American writer, podcaster, and model

Jamie Elizabeth Peck is an American writer, podcaster and former model. She currently co-hosts the Party Girls podcast, and she previously produced and contributed to The Majority Report with Sam Seder and the Antifada podcast.

== Early life ==
Peck is from West Hartford, Connecticut. In 2007, she graduated from Columbia University in New York City.

== Blogging career ==
On January 14, 2009, Peck wrote for the Vice blog in a piece titled, "I work in a biography factory". In December 2010, Peck first received notoriety when she was interviewed in The New York Observer for her blog with Village Voice Media called Naked City NY; this blog, along with the companion Naked City LA, had been live for several months but never linked to or promoted by Village Voice. She was the sole editor for the blog and had written 519 posts during Naked Citys run. However, she announced that Village Voice Media had informed her they were cancelling the site. She told the New York Observer in an interview that she'd "never been the sole editor of a blog before" and that contributing to the site "was definitely a good experience".

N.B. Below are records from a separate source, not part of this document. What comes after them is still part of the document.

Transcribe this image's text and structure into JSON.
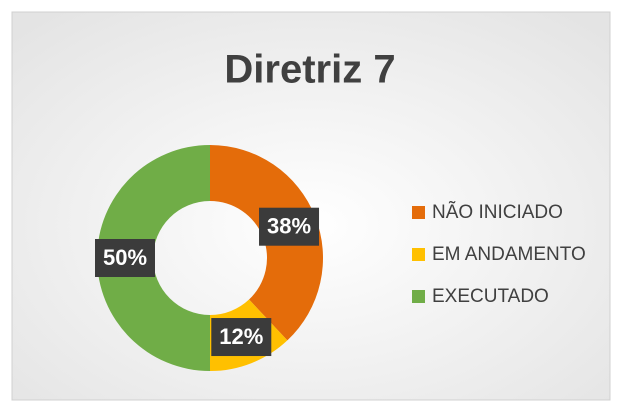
{
  "chart_data": {
    "type": "donut",
    "title": "Diretriz 7",
    "categories": [
      "NÃO INICIADO",
      "EM ANDAMENTO",
      "EXECUTADO"
    ],
    "values": [
      38,
      12,
      50
    ],
    "value_labels": [
      "38%",
      "12%",
      "50%"
    ],
    "colors": [
      "#E46C0A",
      "#FFC000",
      "#70AD47"
    ],
    "legend": "right"
  }
}
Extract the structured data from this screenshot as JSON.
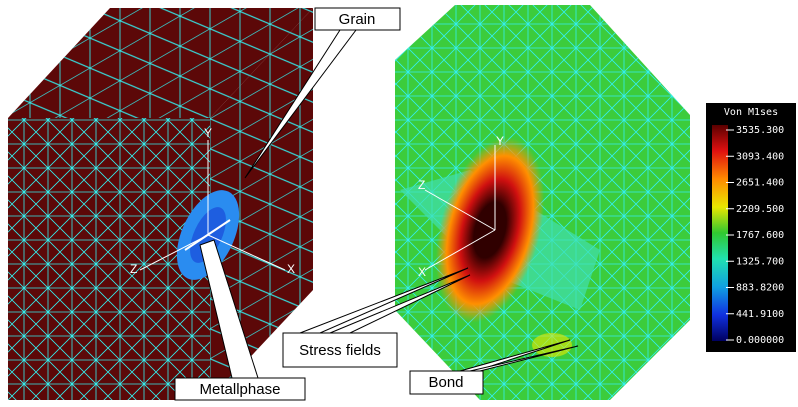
{
  "annotations": [
    "Grain",
    "Metallphase",
    "Stress fields",
    "Bond"
  ],
  "left_axes": [
    "Y",
    "Z",
    "X"
  ],
  "right_axes": [
    "Y",
    "Z",
    "X"
  ],
  "legend": {
    "title": "Von M1ses",
    "ticks": [
      "3535.300",
      "3093.400",
      "2651.400",
      "2209.500",
      "1767.600",
      "1325.700",
      "883.8200",
      "441.9100",
      "0.000000"
    ]
  }
}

Peck continued her writing career, and was still being published in the Village Voice as well as for the site The Gloss. In June 2012, her work on the site Crushable.com about the television show Girls was referenced in a New York Times article about the show in its 'Fashion' section. One month later, the New York Observer featured a story about Peck's writing for The Gloss about her apparent "Missed Connection for Friendship" with Luka Rocco who had been accused of cannibalism. One month after that, another of her stories (while blogging for Crushable) was referenced in an LA Times article about how Chris Brown reacted to Rihanna's Oprah Winfrey interview.

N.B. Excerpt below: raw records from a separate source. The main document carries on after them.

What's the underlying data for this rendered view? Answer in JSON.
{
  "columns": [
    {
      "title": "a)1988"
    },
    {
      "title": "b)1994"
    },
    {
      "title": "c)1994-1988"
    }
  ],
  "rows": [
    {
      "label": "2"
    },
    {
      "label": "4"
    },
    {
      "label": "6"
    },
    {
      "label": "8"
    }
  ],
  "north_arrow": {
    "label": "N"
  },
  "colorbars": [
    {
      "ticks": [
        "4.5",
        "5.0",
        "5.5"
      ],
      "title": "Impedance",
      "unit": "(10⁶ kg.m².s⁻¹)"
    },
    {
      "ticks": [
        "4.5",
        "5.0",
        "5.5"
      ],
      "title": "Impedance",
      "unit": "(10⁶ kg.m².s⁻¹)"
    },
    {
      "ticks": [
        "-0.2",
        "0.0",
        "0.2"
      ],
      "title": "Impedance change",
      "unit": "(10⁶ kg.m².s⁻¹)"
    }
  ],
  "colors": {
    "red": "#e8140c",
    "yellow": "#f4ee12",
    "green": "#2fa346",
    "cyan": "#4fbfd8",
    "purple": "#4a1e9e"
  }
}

In 2013, she announced she would be leaving The Gloss but would continue write for the Village Voice and other outlets. On April 22, 2015, it was announced that Peck would be joining the blog Death + Taxes. It was writing on this site that in December 2016, Peck would again be featured in the New York Times, this time in an article about Hillary Clinton under its 'Politics' section.

== Sexual misconduct allegation against Terry Richardson ==

On November 30, 2011, Peck wrote an account for The Gloss about her experiences with photographer Terry Richardson when she was 19 and was working as a model. In the account she alleged that during a 2004 photo-shoot, he disrobed and had "asked her to touch his penis". This story was picked up by Jezebel and later the New York Times.

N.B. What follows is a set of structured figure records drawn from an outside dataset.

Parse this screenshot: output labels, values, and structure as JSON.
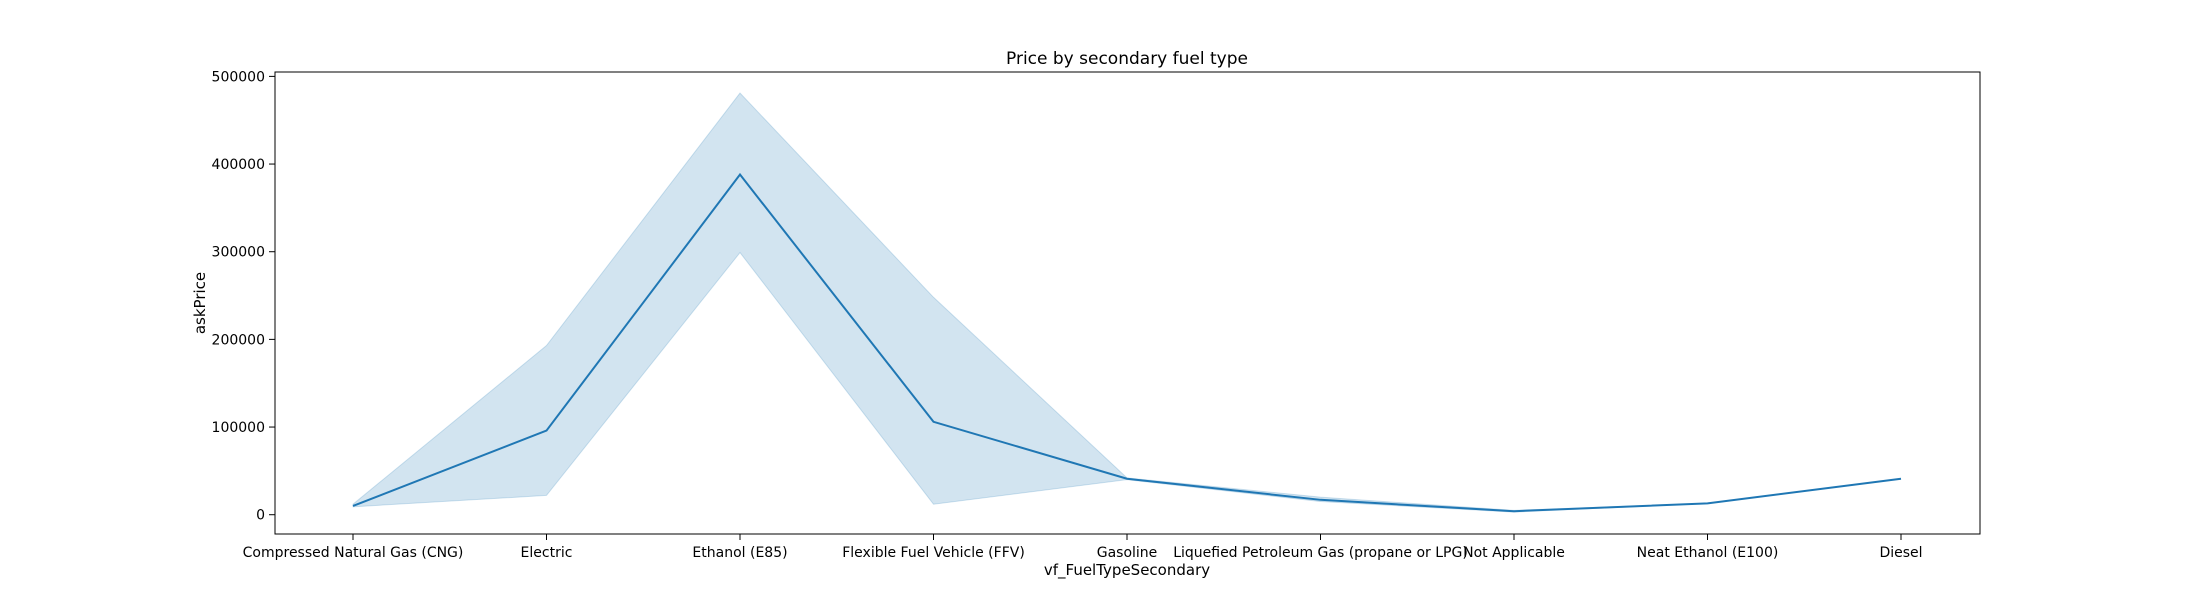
{
  "chart_data": {
    "type": "line",
    "title": "Price by secondary fuel type",
    "xlabel": "vf_FuelTypeSecondary",
    "ylabel": "askPrice",
    "categories": [
      "Compressed Natural Gas (CNG)",
      "Electric",
      "Ethanol (E85)",
      "Flexible Fuel Vehicle (FFV)",
      "Gasoline",
      "Liquefied Petroleum Gas (propane or LPG)",
      "Not Applicable",
      "Neat Ethanol (E100)",
      "Diesel"
    ],
    "yticks": [
      0,
      100000,
      200000,
      300000,
      400000,
      500000
    ],
    "ylim": [
      -22000,
      505000
    ],
    "grid": false,
    "series": [
      {
        "values": [
          10000,
          96000,
          388000,
          106000,
          41000,
          17000,
          4000,
          13000,
          41000
        ],
        "ci_lower": [
          9000,
          22000,
          299000,
          12000,
          40000,
          15000,
          3000,
          13000,
          41000
        ],
        "ci_upper": [
          12000,
          193000,
          481000,
          248000,
          42000,
          20000,
          5000,
          13000,
          41000
        ],
        "color": "#1f77b4",
        "band_color": "#1f77b4"
      }
    ]
  }
}
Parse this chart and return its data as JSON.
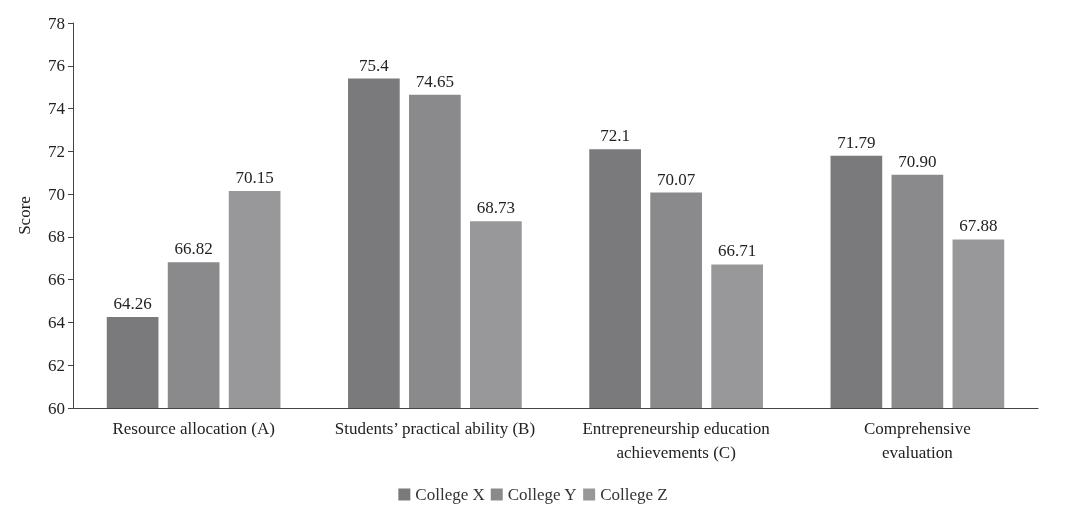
{
  "chart_data": {
    "type": "bar",
    "ylabel": "Score",
    "categories": [
      "Resource allocation (A)",
      "Students’ practical ability (B)",
      "Entrepreneurship education\nachievements (C)",
      "Comprehensive\nevaluation"
    ],
    "series": [
      {
        "name": "College X",
        "color": "#7a7a7c",
        "values": [
          64.26,
          75.4,
          72.1,
          71.79
        ],
        "value_labels": [
          "64.26",
          "75.4",
          "72.1",
          "71.79"
        ]
      },
      {
        "name": "College Y",
        "color": "#8a8a8c",
        "values": [
          66.82,
          74.65,
          70.07,
          70.9
        ],
        "value_labels": [
          "66.82",
          "74.65",
          "70.07",
          "70.90"
        ]
      },
      {
        "name": "College Z",
        "color": "#98989a",
        "values": [
          70.15,
          68.73,
          66.71,
          67.88
        ],
        "value_labels": [
          "70.15",
          "68.73",
          "66.71",
          "67.88"
        ]
      }
    ],
    "ylim": [
      60,
      78
    ],
    "yticks": [
      60,
      62,
      64,
      66,
      68,
      70,
      72,
      74,
      76,
      78
    ],
    "grid": false,
    "legend": "bottom"
  }
}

During a follow-up story two days later, Jezebel wrote that "Following the publication of Peck's allegations, other stories of Richardson's questionable behavior at work poured forth." In a 2014 article about the allegations The Cut credited Peck's article itself writing that "It was after Peck's vividly detailed account that the narrative of Richardson as predator, as opposed to kinky eccentric, gained traction." In a 2017 piece about the subject, The Untitled Magazine wrote that it was Jezebel's coverage of Peck's article that was the tipping point in the controversy, writing that after Jezebel picked up the story "scores of models, stylists, fashion writers, and modeling bookers came forward [...] describing their own stories of abuse. Since then, models including Coco Rocha, Rie Rasmussen, Felice Fawn, and Charlotte Waters have also spoken out against Richardson."

When asked about Peck's article in 2012, The New York Times wrote that Richardson had "declined to discuss Ms. Peck's comments".

In 2014, Peck wrote once more about her experience in article for The Guardian, where she wrote "From Roman Polanski to Woody Allen and thousands of 'nice guys' in between, it should be obvious by now that artists and predators aren't mutually exclusive. Sexual predators aren't drooling monsters that hide in caves: they are husbands, fathers, employees, friends and, yes, sometimes artists."

== Podcasting ==
On October 24, 2017, Peck made her first appearance on The Majority Report with Sam Seder where she would later become a contributor. On International Women's Day, 2018, Peck along with co-host Sean KB and producer Matt Lech launched the podcast The Antifada which has since released over 100 episodes to Patreon. Peck left The Majority Report in March 2021, and The Antifada in March 2022. She now hosts Party Girls Pod with Sam Beard.

== Personal life and political activism ==
Peck resides in Brooklyn, New York. She has stated that she is a member of the New York-based Emerge caucus of the Democratic Socialists of America, and a former member of the Libertarian Socialist Caucus.